冥王にとり憑かれた俺は、婚約者と幸せになれない

遠藤だいず

プロローグ

0-1 無垢な十四歳

「ざくろ、結婚しよう」

「えっ……?」

 初霜が降りた、早乙女さおとめ家の玄関口。

 十六歳のプロポーズに、十四歳の少女が小首をかしげる。目元を覆う前髪が揺れ、不思議そうな顔をちらりと覗かせる。

 病的なまでに白い肌と、肉付きのない骨張った輪郭りんかく。所々に目立つ紫と赤。

 傍らに立つのはざくろの母親、早乙女さおとめ香織かおりねずみいろのスウェットにどてら姿で煙草を吹かしている。ハゲた眉毛に、爆発した金髪。娘が受けるプロポーズに、大きな欠伸あくび

 頼んだのは立ち合いだけ、儀礼的な恰好を求めてはいない。それでも立ち振る舞いに期待しなかったかと言えば、ウソになる。

「驚かせて、悪い。でも前々からざくろと一緒になりたかった。もちろん。香織さんからも許可はもらってる」

 ざくろはゆっくりと、背後に控える母親の顔色を窺う。香織は細い目で「今日から剣一けんいちの家に住みな」と言った。

「わたしが、剣ちゃんと?」

「ああ、イヤか?」

「イヤじゃ、ないけど」

 俺は卑怯だ。

 イヤかと聞かれてイヤと言えるざくろじゃない。そう言える環境で生かされてこなかった。でも、いまはそれを利用する。

 ざくろは前髪で顔を隠し、指先をいじりながら舌唇を噛む。

「絶対にお前のこと、幸せにする」

 ベタだけど、本心からの言葉。こめかみがきゅっと詰まり、息が上がる。いまだけは言霊ことだまという存在を信じて。

 だが言霊ことだまが実在したとして、俺に味方をする義理はない。なぜなら会話とは本来、キャッチボール。投げる側と、受け取る側の相互コミュニケーション――にもかかわらず、俺がしているのは言霊の全力投球。しかもデッドボール狙い。

 自分の球速を自慢したいだけのガキンチョだ。……でも、構わない。たとえ茶番でも、ウソがないことだけは証明したいから。

「俺、がんばってお前に笑ってもらえるよう、がんばる。だから、一緒に暮らそうぜ?」

 すっかり縮こまってしまっているざくろは、小さい頭を振り絞り、たっぷり考えて、小さな声で「……うん」と口にした。
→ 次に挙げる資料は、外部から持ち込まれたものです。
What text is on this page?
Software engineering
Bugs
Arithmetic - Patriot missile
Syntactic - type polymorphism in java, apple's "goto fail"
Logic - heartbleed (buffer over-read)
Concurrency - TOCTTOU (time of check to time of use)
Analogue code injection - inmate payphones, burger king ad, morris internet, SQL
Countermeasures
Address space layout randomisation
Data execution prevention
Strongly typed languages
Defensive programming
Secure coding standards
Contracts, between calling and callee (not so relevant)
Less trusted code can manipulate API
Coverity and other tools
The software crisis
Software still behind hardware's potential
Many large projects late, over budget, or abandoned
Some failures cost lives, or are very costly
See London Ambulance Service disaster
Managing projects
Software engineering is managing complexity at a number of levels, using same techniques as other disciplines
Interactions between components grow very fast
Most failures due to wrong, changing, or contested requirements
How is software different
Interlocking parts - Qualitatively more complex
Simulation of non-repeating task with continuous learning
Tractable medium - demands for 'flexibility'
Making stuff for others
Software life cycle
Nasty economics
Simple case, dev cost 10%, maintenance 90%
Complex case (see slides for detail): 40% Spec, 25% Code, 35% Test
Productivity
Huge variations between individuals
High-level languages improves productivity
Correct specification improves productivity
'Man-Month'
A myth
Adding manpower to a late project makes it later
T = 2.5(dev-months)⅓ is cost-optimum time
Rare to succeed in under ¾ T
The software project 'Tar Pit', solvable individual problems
「じゃ、あとは好きにやりな。剣一、契約は守っておくれよ?」

 無粋な声に奥歯を噛み、視線だけで応える。香織は鼻でわらい、家の中に戻っていく。娘へかける言葉の一つさえない。

 戸の閉まる音と共に、ざくろから硬さが消え、背筋も伸びる。

「剣ちゃん。ほんとう、なの?」

「ああ、ざくろにウソなんて言わない。……ほら、寒いから早くぞ?」

 片手を差し出す。緊張がゆるんだのか、涙声で「うん」と言い、俺の手を握り返す。

 差し出された片手は冷たく、枝のように細い。……まずは肉をつけさせよう。もちろん食べるためじゃない。実際の意味でもなく、比喩的な意味でもなく。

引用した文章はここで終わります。